Making Peace with Work
We are blessed with choices – and responsibility for the choices. Just like we teach our children – make a choice and own the consequences.
When my eldest started kindergarten, he asked why I didn’t pick him up after school like the other
Moms. I felt a pang of guilt – was I denying him and his sibling’s attention that they needed and deserved? Three years later, I’m confident that it was then and is now the right choice for me. In discussions, some women are fervent advocates for their choice being THE choice. Few talk about how working outside the home can benefit your family other than financially.
My choice has always been to work outside the home. I tried working from home with a baby for a month and decided I wasn't being a good mother or a good employee. My itch for accomplishment and recognition and compensation gets scratched at work. I love my children and am proud of them, but their accomplishments and recognition are all their own. It’s definitely a crazy life – captured in a new book by Kristin van Ogtrop called Just Let Me Lie Down: Necessary Terms for the Half-Insane Working Mom.

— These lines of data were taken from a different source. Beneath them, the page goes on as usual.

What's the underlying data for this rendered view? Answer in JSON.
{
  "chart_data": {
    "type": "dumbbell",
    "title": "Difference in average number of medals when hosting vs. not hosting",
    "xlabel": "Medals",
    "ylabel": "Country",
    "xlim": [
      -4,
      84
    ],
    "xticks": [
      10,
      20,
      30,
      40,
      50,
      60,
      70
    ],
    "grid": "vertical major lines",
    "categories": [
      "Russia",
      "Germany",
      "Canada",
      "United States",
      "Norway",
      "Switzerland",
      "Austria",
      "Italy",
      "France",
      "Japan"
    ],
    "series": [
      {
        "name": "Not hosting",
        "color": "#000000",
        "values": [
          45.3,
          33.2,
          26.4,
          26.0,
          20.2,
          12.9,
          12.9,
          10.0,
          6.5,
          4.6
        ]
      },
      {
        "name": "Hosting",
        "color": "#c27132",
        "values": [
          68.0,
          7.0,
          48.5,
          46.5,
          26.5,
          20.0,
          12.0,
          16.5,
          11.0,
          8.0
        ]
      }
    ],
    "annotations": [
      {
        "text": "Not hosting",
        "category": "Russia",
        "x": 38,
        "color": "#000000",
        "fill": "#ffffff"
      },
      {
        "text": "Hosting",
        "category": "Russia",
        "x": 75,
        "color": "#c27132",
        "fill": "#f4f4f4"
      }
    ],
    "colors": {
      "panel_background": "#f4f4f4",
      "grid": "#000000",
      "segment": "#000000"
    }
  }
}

In a discussion with the author, a group of SV Mom bloggers talked about their feelings about their work decision – full-time outside the home, work from home, stay at home, and other combinations thereof. Some people described ambivalence, obligation and guilt. Then a photographer who works full-time from home and on the road said –
“Guilt is self-indulgent”.
She’s right. Guilt is our way of trying to make someone else say “it’s okay that you are not here” when you don’t intend to change your choices. Guilt says “I’m so sorry we cannot afford that on one salary”. You can add others. We all have to own our choices. I work because I like to work. I work because my satisfaction at work makes me a better parent (and parenting makes me a better manager). Some of the benefits I’ve noticed because I work are that my children are comfortable with a variety of caregivers, know how to advocate for themselves, feel responsible (most of the time) for their own homework and want to know how money is earned. All of these lessons can be taught by parents who do not work outside the home as well AND just as my children know my husband and I love them and care about what is happening in their lives.
There is no right choice, just the right choice for you.
This post was originally contributed to SVMoms.